About 50 other schools aside from Gonzaga are involved in the two-credit program designed to give students an opportunity to work on a real research project in their field of study.
In common language, phage genomics deals with bacteriophages, the most populous life forms on the planet. These bacteriophages, or phages for short, are the microscopic viruses that infect bacteria.
The 18 underclassmen taking the course in its first semester are working diligently on collecting soil samples from Gonzaga's campus and around the city of Spokane. With their samples they will isolate the phages from the local soil and check to see where a bacteriophage has been destroying cells.
"Science knows almost nothing about these phages and how they influence the rest of life on Earth," said Kirk Anders, associate professor of biology. "The research project aims to begin discovering and characterizing bacteriophage. Our focus is to find bacteriophage that infect and kill a common soil bacterium called Mycobacterium smegmatis."

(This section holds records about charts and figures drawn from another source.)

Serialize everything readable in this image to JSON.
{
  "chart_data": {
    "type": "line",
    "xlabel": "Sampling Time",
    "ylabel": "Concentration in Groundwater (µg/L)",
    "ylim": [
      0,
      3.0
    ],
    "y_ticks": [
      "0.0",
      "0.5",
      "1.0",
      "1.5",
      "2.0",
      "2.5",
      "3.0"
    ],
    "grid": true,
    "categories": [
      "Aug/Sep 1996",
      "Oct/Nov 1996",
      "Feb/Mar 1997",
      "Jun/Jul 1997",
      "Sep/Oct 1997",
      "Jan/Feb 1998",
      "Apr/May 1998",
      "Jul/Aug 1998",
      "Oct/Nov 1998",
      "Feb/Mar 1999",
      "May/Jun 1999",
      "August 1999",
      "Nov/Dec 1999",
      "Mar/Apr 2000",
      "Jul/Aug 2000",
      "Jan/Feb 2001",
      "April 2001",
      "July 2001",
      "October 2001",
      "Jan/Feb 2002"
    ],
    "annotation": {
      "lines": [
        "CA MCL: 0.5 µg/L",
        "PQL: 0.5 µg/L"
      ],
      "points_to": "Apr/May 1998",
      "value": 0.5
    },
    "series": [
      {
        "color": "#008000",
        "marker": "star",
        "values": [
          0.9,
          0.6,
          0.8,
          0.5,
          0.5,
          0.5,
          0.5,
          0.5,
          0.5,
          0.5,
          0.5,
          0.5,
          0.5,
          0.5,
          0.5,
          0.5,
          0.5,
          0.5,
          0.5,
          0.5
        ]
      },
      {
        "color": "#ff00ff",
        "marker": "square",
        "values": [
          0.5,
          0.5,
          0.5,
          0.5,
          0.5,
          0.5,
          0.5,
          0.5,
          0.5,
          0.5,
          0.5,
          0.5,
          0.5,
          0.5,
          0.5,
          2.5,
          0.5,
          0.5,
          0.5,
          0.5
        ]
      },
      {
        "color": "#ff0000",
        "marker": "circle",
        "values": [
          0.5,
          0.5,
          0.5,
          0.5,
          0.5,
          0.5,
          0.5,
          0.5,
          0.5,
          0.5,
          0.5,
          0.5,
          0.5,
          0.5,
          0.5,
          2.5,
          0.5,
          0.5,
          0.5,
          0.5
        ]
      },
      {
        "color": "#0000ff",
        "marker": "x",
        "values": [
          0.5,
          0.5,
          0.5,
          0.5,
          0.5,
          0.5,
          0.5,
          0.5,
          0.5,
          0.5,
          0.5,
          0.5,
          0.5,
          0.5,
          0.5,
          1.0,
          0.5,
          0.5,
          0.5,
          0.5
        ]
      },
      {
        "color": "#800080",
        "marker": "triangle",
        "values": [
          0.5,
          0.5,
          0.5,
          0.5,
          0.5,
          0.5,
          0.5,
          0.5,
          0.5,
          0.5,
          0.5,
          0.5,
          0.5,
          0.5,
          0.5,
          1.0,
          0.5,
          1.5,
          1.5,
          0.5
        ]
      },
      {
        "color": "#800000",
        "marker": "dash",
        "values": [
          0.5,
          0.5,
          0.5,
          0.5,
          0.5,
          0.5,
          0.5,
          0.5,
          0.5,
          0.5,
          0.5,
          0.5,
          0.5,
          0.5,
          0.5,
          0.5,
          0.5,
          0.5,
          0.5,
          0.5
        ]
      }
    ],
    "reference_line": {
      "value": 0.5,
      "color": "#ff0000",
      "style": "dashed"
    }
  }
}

The HHMI has supplied the department with most of the supplies and tools necessary to complete the lab work. The grant has paid for disposable supplies, solutions, petri dishes, technical services, and travel expenses for faculty conducting the classes.
Although the research is challenging, students are gaining hands-on experience through their individual studies. The goal is to discover their own phage in the soil they collect.

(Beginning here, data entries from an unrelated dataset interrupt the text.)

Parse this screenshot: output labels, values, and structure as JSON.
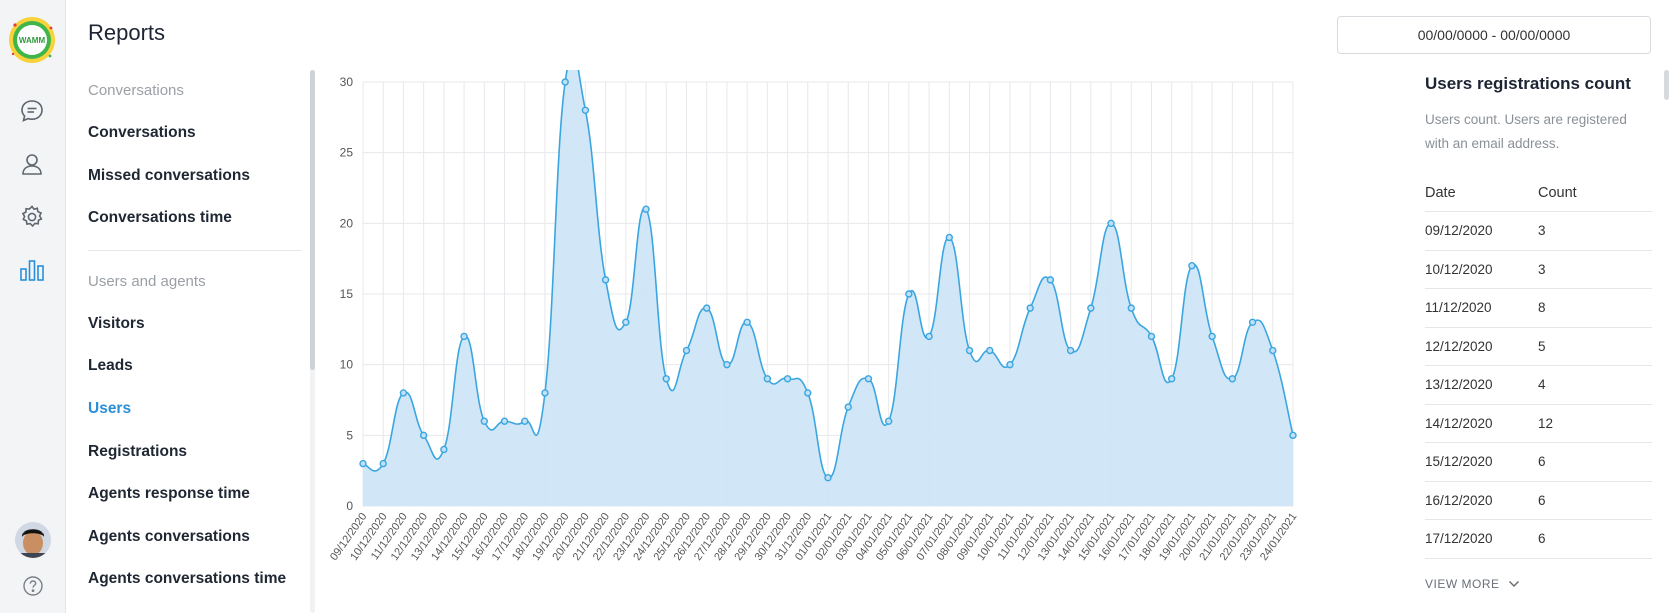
{
  "app": {
    "logo_text": "WAMM"
  },
  "header": {
    "title": "Reports",
    "date_range": "00/00/0000 - 00/00/0000"
  },
  "rail": {
    "icons": [
      "chat-icon",
      "user-icon",
      "gear-icon",
      "bar-chart-icon"
    ],
    "help_icon": "question-icon"
  },
  "nav": {
    "group1": {
      "label": "Conversations",
      "items": [
        "Conversations",
        "Missed conversations",
        "Conversations time"
      ]
    },
    "group2": {
      "label": "Users and agents",
      "items": [
        "Visitors",
        "Leads",
        "Users",
        "Registrations",
        "Agents response time",
        "Agents conversations",
        "Agents conversations time"
      ]
    },
    "active": "Users"
  },
  "colors": {
    "accent": "#2a8fd8",
    "chart_line": "#3aa6e0",
    "chart_fill": "#cfe6f8"
  },
  "chart_data": {
    "type": "area",
    "x": [
      "09/12/2020",
      "10/12/2020",
      "11/12/2020",
      "12/12/2020",
      "13/12/2020",
      "14/12/2020",
      "15/12/2020",
      "16/12/2020",
      "17/12/2020",
      "18/12/2020",
      "19/12/2020",
      "20/12/2020",
      "21/12/2020",
      "22/12/2020",
      "23/12/2020",
      "24/12/2020",
      "25/12/2020",
      "26/12/2020",
      "27/12/2020",
      "28/12/2020",
      "29/12/2020",
      "30/12/2020",
      "31/12/2020",
      "01/01/2021",
      "02/01/2021",
      "03/01/2021",
      "04/01/2021",
      "05/01/2021",
      "06/01/2021",
      "07/01/2021",
      "08/01/2021",
      "09/01/2021",
      "10/01/2021",
      "11/01/2021",
      "12/01/2021",
      "13/01/2021",
      "14/01/2021",
      "15/01/2021",
      "16/01/2021",
      "17/01/2021",
      "18/01/2021",
      "19/01/2021",
      "20/01/2021",
      "21/01/2021",
      "22/01/2021",
      "23/01/2021",
      "24/01/2021"
    ],
    "values": [
      3,
      3,
      8,
      5,
      4,
      12,
      6,
      6,
      6,
      8,
      30,
      28,
      16,
      13,
      21,
      9,
      11,
      14,
      10,
      13,
      9,
      9,
      8,
      2,
      7,
      9,
      6,
      15,
      12,
      19,
      11,
      11,
      10,
      14,
      16,
      11,
      14,
      20,
      14,
      12,
      9,
      17,
      12,
      9,
      13,
      11,
      5
    ],
    "ylim": [
      0,
      30
    ],
    "yticks": [
      0,
      5,
      10,
      15,
      20,
      25,
      30
    ],
    "grid": true
  },
  "panel": {
    "title": "Users registrations count",
    "description": "Users count. Users are registered with an email address.",
    "columns": [
      "Date",
      "Count"
    ],
    "rows": [
      [
        "09/12/2020",
        "3"
      ],
      [
        "10/12/2020",
        "3"
      ],
      [
        "11/12/2020",
        "8"
      ],
      [
        "12/12/2020",
        "5"
      ],
      [
        "13/12/2020",
        "4"
      ],
      [
        "14/12/2020",
        "12"
      ],
      [
        "15/12/2020",
        "6"
      ],
      [
        "16/12/2020",
        "6"
      ],
      [
        "17/12/2020",
        "6"
      ]
    ],
    "view_more": "VIEW MORE"
  }
}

"This is different from traditional labs where students learn a new technique or concept each week, but each lab is essentially independent," said Marianne Poxleitner, assistant professor of biology. "The phage genomics lab offers the students ownership of their project and teaches them how research is conducted in a more realistic lab setting."
The lab research that the students participate in utilizes the methods and protocols tested by HHMI scientists.
The students are able to work at their own pace until they can "achieve the final goal" of determining the presence of a sole phage and "generating enough DNA for sequencing," Poxleitner said.
DNA sequencing will permit students to see the exact order of nucleotide bases in a molecule of DNA. Aside from witnessing their data on paper, students have the opportunity to achieve an even greater goal.
Each year, HHMI will pay travel expenses for faculty and one Gonzaga student to attend the Science Education Alliance (SEA) Phage Genomics Symposium. At the conference, the student will present lab results to the SEA members, including the lead scientist for the project, Graham Hatfull of the University of Pittsburgh.
The phage genomics lab has gotten biology students more involved in their coursework and more excited about the hands-on experience.
"It has provided an interesting alternative to traditional labs," Taylor Oswald, a sophomore biology major, said. "It allows me to learn the fundamentals of biology without relying on a textbook for answers and provides the thrill of working on a relevant research project."
Oswald adds that the project has motivated her peers to work harder to get the results they desire. The lab has given the students a purpose because they will be able to see how their individual work pays off as the results come in.
"This is just one aspect of a bunch of great things that are happening in the sciences at Gonzaga right now," Anders said. "Students are receiving excellent preparation for going on in science and medicine."
This year marks the beginning of a three-year trial for the phage genomics program at Gonzaga. The HHMI and biology faculty will be monitoring and documenting student outcomes closely.
"We know that the best way to learn science is by doing science," Anders said. "And doing science means using the research process to learn something new about how nature works."
With barely a month of the first semester under the biology students' belts, the phage genomics lab has already shown signs of high interest and success.
"I am extremely excited about this lab," Poxleitner said. "I think that sharing the excitement of scientific discovery with these students will give them an understanding of how gratifying and challenging a career in scientific research can be."